The Aberdare sub-class was armed with a quick-firing (QF) 4 in gun forward of the bridge and a QF twelve-pounder (76.2 mm) anti-aircraft gun aft. Some ships were fitted with six- or three-pounder guns in lieu of the twelve-pounder.

==Construction and career==
HMS Ross was built by the Lobnitz at their shipyard in Renfrew. She was originally called HMS Ramsey, but was renamed prior to launch. So far she has been the only ship of the Navy to bear the name Ross, in this case after the Ross hunt.

In 1940, Ross was serving with the 5th Minesweeping Flotilla. With the rest of her flotilla, she took part in Operation Dynamo, the evacuation of the British Expeditionary Force from Dunkirk, making a number of trips and taking off more than 1,000 men. In 1941, Ross had a narrow escape when attacked by a German bomber a few miles out of Aberdeen: a bomb passed through her bow without exploding, leaving its tail fin behind.

In 1941, during Warship Week, the Admiralty asked all the towns and counties in the country to adopt a ship.
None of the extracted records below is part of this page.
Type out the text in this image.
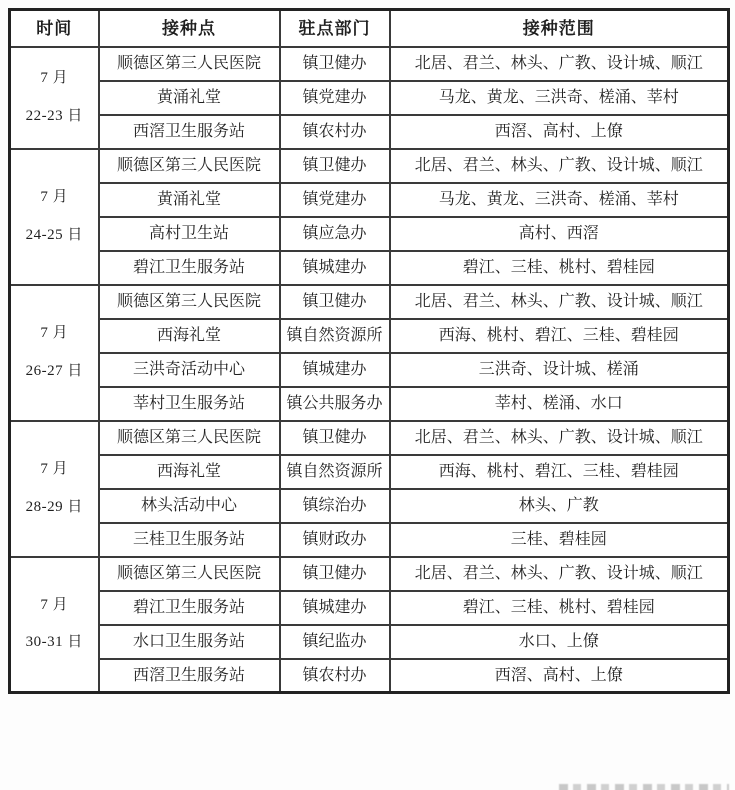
时间	接种点	驻点部门	接种范围

7 月
22-23 日	顺德区第三人民医院	镇卫健办	北居、君兰、林头、广教、设计城、顺江
	黄涌礼堂	镇党建办	马龙、黄龙、三洪奇、槎涌、莘村
	西滘卫生服务站	镇农村办	西滘、高村、上僚

7 月
24-25 日	顺德区第三人民医院	镇卫健办	北居、君兰、林头、广教、设计城、顺江
	黄涌礼堂	镇党建办	马龙、黄龙、三洪奇、槎涌、莘村
	高村卫生站	镇应急办	高村、西滘
	碧江卫生服务站	镇城建办	碧江、三桂、桃村、碧桂园

7 月
26-27 日	顺德区第三人民医院	镇卫健办	北居、君兰、林头、广教、设计城、顺江
	西海礼堂	镇自然资源所	西海、桃村、碧江、三桂、碧桂园
	三洪奇活动中心	镇城建办	三洪奇、设计城、槎涌
	莘村卫生服务站	镇公共服务办	莘村、槎涌、水口

7 月
28-29 日	顺德区第三人民医院	镇卫健办	北居、君兰、林头、广教、设计城、顺江
	西海礼堂	镇自然资源所	西海、桃村、碧江、三桂、碧桂园
	林头活动中心	镇综治办	林头、广教
	三桂卫生服务站	镇财政办	三桂、碧桂园

7 月
30-31 日	顺德区第三人民医院	镇卫健办	北居、君兰、林头、广教、设计城、顺江
	碧江卫生服务站	镇城建办	碧江、三桂、桃村、碧桂园
	水口卫生服务站	镇纪监办	水口、上僚
	西滘卫生服务站	镇农村办	西滘、高村、上僚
As a result, on 6 December 1941, Ross was formally adopted by Ross-on-Wye and the association remained until she was decommissioned in 1945. Ross was then finally sold for scrap on 13 March 1947.

An original Ship's Crest was presented to the town of Ross-on-Wye and it adorned the Mayor's chair in the Town Council Chamber for many years. More recently it has been loaned to TS Ross, the local Sea Cadet Unit, for safe keeping and it can be viewed by the public on their maindeck.